Thursday, April 09, 2009

Judge dismisses Stevens' conviction

U.S. District Court Judge Emmett Sullivan dismissed the conviction of former Alaska Senator Ted Stevens (R) noting, "In nearly 25 years on the bench, I've never seen anything approaching the mishandling and misconduct that I've seen in this case." the stunning and public rebuke was made against prosecutors in the Justice Department's Public Integrity Unit (yes, you read that right). Judge Sullivan has appointed a special prosecutor to investigate the handling of the Steven's case because he thinks the matter too important and too egregious to be left to an internal investigation.

Key evidence and procedural missteps doomed the prosecution team.
Judge Sullivan repeatedly scolded prosecutors for their behavior during trial. After the verdict, an FBI whistleblower accused the team of misconduct and Sullivan held prosecutors in contempt for ignoring a court order.

The prosecution team was replaced and, last week, the new team acknowledged that key evidence was withheld. That included notes from an interview with the government's star witness, contractor Bill Allen.

On the witness stand, Allen said a mutual friend told him not to expect payment for Stevens' home renovations because the senator only wanted the bill to cover himself. It was damaging testimony that made Stevens look like a scheming politician trying to conceal his freebies.

But in the previously undisclosed meeting with prosecutors, Allen had no recollection of such a discussion. And he valued the renovation work at far less than what prosecutors alleged at the trial.


Because the investigation and trial took place on the George W. Bush watch, the Obama Administration supporters and lefty blogger will say it is another example of Bush ineptitude, but keep in mind two things:

1. Most Public Intergrity Unit prosecutors are career civil servants (the top people are usually appointed but the day to day lawyers are usually careerists.)
2. The prosecutors misbehavior led to a conviction. It is not like they threw the case to save a Republican, they convicted the guy through cheating.

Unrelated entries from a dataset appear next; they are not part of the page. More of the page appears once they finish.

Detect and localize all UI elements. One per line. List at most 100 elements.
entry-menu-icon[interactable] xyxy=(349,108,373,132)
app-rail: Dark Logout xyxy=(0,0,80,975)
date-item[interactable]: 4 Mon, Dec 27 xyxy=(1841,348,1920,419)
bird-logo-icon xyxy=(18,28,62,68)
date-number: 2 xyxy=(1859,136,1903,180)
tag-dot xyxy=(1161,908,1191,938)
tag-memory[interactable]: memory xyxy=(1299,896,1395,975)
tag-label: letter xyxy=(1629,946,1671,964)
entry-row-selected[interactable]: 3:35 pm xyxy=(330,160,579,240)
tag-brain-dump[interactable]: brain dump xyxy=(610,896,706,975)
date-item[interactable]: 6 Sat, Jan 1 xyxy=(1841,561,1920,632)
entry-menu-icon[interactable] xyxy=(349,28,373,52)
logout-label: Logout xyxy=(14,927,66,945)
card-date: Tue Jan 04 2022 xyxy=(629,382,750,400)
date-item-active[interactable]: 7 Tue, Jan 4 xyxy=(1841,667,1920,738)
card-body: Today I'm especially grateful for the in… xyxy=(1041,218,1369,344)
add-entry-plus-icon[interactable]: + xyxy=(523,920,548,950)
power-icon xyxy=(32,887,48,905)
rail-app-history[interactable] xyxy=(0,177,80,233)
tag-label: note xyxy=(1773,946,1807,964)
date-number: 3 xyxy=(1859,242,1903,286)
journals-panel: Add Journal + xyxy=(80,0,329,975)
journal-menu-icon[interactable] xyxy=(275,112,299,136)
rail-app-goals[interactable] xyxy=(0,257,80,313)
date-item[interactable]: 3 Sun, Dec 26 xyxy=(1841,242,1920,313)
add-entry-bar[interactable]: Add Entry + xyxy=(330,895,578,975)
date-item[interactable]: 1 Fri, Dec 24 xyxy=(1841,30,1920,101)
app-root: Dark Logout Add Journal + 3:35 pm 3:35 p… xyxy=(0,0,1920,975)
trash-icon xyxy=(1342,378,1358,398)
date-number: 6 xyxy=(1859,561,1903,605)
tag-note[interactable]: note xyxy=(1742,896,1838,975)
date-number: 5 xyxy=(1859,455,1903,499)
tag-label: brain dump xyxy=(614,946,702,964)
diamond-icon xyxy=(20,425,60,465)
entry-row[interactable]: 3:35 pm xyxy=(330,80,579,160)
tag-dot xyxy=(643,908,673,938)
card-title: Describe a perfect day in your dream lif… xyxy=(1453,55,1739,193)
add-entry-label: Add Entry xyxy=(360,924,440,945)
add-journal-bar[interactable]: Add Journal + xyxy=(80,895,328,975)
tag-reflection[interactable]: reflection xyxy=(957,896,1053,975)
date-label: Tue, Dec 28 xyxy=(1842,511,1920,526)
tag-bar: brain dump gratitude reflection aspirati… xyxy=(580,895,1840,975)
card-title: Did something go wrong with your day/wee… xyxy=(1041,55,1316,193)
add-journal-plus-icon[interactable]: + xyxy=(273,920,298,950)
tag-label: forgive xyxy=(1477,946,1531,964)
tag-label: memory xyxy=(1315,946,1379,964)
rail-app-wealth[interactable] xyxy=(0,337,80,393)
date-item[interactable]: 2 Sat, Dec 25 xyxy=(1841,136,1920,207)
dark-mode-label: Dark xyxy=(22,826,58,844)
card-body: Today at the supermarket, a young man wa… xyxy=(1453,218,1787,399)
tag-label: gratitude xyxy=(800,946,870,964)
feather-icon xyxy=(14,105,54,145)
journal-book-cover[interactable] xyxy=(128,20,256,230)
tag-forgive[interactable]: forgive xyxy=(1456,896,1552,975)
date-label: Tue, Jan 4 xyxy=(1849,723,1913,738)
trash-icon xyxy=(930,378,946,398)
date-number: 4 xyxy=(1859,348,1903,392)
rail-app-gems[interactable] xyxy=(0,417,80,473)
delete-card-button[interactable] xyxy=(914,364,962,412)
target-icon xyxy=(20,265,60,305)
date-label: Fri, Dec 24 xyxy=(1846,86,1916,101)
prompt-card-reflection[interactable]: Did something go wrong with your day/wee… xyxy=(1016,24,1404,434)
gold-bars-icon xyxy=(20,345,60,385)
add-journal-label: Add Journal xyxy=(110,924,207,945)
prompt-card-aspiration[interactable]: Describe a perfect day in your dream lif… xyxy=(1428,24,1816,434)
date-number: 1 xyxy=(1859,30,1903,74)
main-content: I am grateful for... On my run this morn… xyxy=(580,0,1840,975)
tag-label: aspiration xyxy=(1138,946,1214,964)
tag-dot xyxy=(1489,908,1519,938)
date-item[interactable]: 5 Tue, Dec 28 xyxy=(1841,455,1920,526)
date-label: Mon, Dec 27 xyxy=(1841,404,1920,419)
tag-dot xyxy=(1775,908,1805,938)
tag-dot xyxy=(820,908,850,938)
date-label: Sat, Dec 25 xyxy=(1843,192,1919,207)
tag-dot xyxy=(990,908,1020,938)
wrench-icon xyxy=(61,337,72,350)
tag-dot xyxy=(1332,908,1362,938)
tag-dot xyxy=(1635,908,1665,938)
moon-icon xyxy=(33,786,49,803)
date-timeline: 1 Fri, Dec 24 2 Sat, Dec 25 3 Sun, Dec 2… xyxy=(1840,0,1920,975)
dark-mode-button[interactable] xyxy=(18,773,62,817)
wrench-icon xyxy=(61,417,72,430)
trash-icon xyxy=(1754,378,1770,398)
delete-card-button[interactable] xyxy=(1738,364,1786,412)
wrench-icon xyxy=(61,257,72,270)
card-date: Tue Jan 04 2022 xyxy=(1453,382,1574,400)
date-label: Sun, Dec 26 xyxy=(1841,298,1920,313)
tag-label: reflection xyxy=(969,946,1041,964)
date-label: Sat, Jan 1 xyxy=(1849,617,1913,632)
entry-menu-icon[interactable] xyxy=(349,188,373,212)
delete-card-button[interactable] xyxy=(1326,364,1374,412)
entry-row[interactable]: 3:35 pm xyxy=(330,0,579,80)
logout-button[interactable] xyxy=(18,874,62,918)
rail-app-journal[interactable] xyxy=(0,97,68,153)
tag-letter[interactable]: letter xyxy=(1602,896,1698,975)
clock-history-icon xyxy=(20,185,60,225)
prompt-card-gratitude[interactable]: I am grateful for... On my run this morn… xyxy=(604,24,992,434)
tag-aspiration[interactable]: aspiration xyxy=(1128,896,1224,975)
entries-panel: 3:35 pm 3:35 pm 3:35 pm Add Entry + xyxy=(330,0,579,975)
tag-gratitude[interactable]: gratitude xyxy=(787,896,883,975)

What Judge Sullivan did was absolutely right. Stevens' defense team had an absolute right to see all the evidence, particuarly exculpatory evidence. The prosecutors didn't do it and the result is that the conviction had to be overturned. That is not to say that Stevens isn't guilty of something and he clearly failed to obey the Senate's own rules. But the rule of law must control and it didn't here.